Le rôle de la photographie, selon Giorgio Armani
Couleurs, surréalisme, une touche de noir. Les espaces d’exposition des Armani / Silos à Milan, accueillent les images du photographe français Guy Bourdin (Paris 1928-1991). Une centaine de photographies ont été sélectionnées par Giorgio Armani et la Succession Guy Bourdin, aussi bien des clichés iconiques que des images moins connues (comme ses vingt et une photographies en noir et blanc assez fascinantes).
Une centaine comme celles rassemblées dans le premier livre qui lui est consacré (Pièce A. Guy Bourdin) publié en 2003, grâce à son fils Samuel, qui a réussi à récupérer ses œuvres éparpillées dans le monde entier. Bien que Bourdin ait travaillé pour les plus grandes maisons de couture et magazines du monde, il n’a pas archivé son travail. Il a fait ses débuts dans Vogue Paris en 1955 et a continué de publier son travail – caractérisé par une impressionnante liberté de création – jusqu’à la fin des années 80.
Bourdin voulait que le spectateur soit intrigué par les images et les questionne. Et il a réussi, condensant des romans entiers, qu’il s’agisse d’un crime ou d’un noir, en un seul plan. Comme le parfait conteur, selon l’intuition de Giorgio Armani, qui le décrit comme tel.
Giorgio Armani, photographie et créativité
Les espaces Armani / Silos ont été définis pour mettre en valeur, cette fois, la spécificité du travail de Guy Bourdin, mais ils sont aussi un lieu dédié, inscrit dans un vaste projet culturel, qui peut offrir une opportunité constante de dialoguer avec la créativité, y compris la photographie, qui est calqué sur chaque événement.
En effet, comme l’explique Giorgio Armani à L’Oeil :
“Je jouais depuis un certain temps avec l’idée d’un lieu qui, en plus d’accueillir ma collection permanente, serait aussi un cadeau pour ma ville, Milan. Un conteneur d’idées et de projets qui donne de l’espace à des œuvres inspirantes et stimulantes et un centre d’exposition animé pour célébrer la créativité et promouvoir non seulement la mode mais aussi la photographie et le design, avec un accent particulier sur la jeune génération d’artistes.
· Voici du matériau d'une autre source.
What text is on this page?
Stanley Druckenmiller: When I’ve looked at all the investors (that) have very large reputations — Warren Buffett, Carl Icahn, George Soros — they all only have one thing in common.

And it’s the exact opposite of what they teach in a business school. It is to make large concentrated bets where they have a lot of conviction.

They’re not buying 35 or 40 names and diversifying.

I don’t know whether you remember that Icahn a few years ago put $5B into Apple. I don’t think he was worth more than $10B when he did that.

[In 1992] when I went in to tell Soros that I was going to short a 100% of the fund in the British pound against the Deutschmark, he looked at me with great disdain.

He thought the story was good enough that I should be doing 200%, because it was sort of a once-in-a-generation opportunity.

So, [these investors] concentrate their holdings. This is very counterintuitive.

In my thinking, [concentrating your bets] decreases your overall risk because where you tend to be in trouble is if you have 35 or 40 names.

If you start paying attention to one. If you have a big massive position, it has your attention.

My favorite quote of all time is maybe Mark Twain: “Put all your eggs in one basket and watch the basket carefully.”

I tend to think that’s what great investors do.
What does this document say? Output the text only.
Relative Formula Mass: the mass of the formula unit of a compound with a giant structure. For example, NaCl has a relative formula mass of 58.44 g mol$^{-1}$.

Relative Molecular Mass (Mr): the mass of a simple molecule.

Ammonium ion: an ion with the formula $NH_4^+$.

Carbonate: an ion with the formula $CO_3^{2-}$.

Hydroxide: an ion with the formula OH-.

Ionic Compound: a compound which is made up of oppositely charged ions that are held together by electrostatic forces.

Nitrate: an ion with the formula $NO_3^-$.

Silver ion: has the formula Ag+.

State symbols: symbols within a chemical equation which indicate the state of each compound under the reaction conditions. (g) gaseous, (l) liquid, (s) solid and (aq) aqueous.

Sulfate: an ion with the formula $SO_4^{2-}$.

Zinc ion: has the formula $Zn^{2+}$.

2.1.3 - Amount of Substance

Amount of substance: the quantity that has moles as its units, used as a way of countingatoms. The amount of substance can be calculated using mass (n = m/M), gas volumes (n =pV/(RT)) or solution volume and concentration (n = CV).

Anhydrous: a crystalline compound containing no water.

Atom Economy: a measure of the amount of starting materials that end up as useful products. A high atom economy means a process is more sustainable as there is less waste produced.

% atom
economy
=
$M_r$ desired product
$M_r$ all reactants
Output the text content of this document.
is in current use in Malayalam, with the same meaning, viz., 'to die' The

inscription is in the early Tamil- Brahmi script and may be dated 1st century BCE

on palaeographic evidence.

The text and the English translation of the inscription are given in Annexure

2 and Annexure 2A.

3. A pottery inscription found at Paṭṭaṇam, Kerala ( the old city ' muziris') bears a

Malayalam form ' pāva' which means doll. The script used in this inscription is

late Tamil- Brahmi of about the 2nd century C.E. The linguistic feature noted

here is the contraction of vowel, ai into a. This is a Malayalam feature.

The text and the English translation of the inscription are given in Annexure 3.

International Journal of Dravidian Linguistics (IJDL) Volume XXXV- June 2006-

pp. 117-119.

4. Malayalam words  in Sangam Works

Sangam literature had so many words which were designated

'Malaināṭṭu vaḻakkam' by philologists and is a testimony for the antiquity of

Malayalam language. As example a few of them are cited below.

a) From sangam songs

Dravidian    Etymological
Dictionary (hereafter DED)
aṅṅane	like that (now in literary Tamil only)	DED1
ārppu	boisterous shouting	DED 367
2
Je voulais surtout laisser la place à la photographie, un langage expressif que j’ai toujours aimé. Je pense que c’est une forme d’art complexe parce qu’elle peut agir comme un document, une mémoire ou un récit qui nous rapproche de mondes que nous ne connaissons pas. En tant qu’homme et créateur qui travaille avec l’image, je suis fasciné par ce côté-là. La réalité, et donc la photographie qui capture ce qu’elle signifie, est dans l’œil du spectateur. C’est l’émotion que la photographie suscite en moi à chaque fois, quel que soit le sujet : la relation personnelle qui se crée avec l’artiste et son point de vue. La photographie donne forme à la réalité, qu’il s’agisse de photos de mode, de portraits, de paysages ou d’actualités.
Cette exposition est une nouvelle confirmation de mon intention de faire d’Armani/Silos un centre de la culture photographique contemporaine, embrassant tout ce qui touche au monde Armani ainsi que des choses qui ne pourraient pas en être plus éloignées. A première vue, Guy Bourdin n’est pas un artiste avec qui j’ai beaucoup de points communs : son langage est tranché, graphique et percutant. Un sens de la provocation est immédiatement perceptible dans son travail mais ce qui me frappe le plus – et ce sur quoi je voulais me concentrer – c’est plutôt sa liberté de création, son talent narratif et son grand amour du cinéma. Bourdin n’a pas suivi la foule et il n’a pas fait de compromis, et je m’identifie à cela. Je ne crois pas qu’il y ait un autre moyen de marquer l’imaginaire collectif “.
Les récits de Guy Bourdin
Bourdin aimait le cinéma. Ainsi, une section de l’exposition présente une sélection d’images de campagnes publicitaires représentant ce qui semble être des scènes de crime ou des poursuites policières, faisant allusion à sa fascination pour le cinéaste Alfred Hitchcock.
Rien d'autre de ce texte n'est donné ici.